Mindfulness Meditation & Reflective Practice

The New York Times recently had an article on mindfulness meditation, which is a psychotherapeutic method that focuses on awareness and release of emotions. This is related to “just being,” rather than a focus on “doing” something active, so concepts and memories get “reframed” so that a person can recall difficult situations and experiences and learn to endure them while coming from a place of peace and quiet. 

While this work comes out of the psychotherapy literature with a Buddhist twist, it reminds me in many ways of Reflective Practice. Donald Schon initiated this concept to mean “thoughtfully considering one’s own experiences in applying knowledge to practice while being coached by professionals in the discipline.” I am an adherent of this educational philosophy (as noted in my blog’s by-line), and regularly read the same-named journal and enjoyed the MIT course (available free online).

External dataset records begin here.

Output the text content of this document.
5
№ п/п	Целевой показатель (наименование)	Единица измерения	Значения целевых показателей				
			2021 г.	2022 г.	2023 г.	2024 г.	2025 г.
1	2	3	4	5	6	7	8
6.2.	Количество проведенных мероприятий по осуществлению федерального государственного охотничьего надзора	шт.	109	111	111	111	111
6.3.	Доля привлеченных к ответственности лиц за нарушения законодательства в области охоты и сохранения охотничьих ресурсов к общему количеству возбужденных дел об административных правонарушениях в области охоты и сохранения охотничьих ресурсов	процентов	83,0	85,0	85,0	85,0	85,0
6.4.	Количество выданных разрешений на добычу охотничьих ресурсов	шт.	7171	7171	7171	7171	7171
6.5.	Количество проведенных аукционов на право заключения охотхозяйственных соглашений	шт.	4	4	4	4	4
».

Aren’t these two similar, and perhaps related? Don’t I need to be quiet in order to reflect on and reframe my experiences into new next steps, ones that are better informed for having processed the initial occurrences themselves? Isn’t that what I do as an educator, to best meet the needs of my students? Isn’t that what is informing the new edupunk movement? Shouldn’t that help with the next presidential election, the rise in prices associated with fossil fuels, and even terrorism?

Once again, as what is becoming a mantra for me:  
There are no unrelated fields of study nor experiential horizons.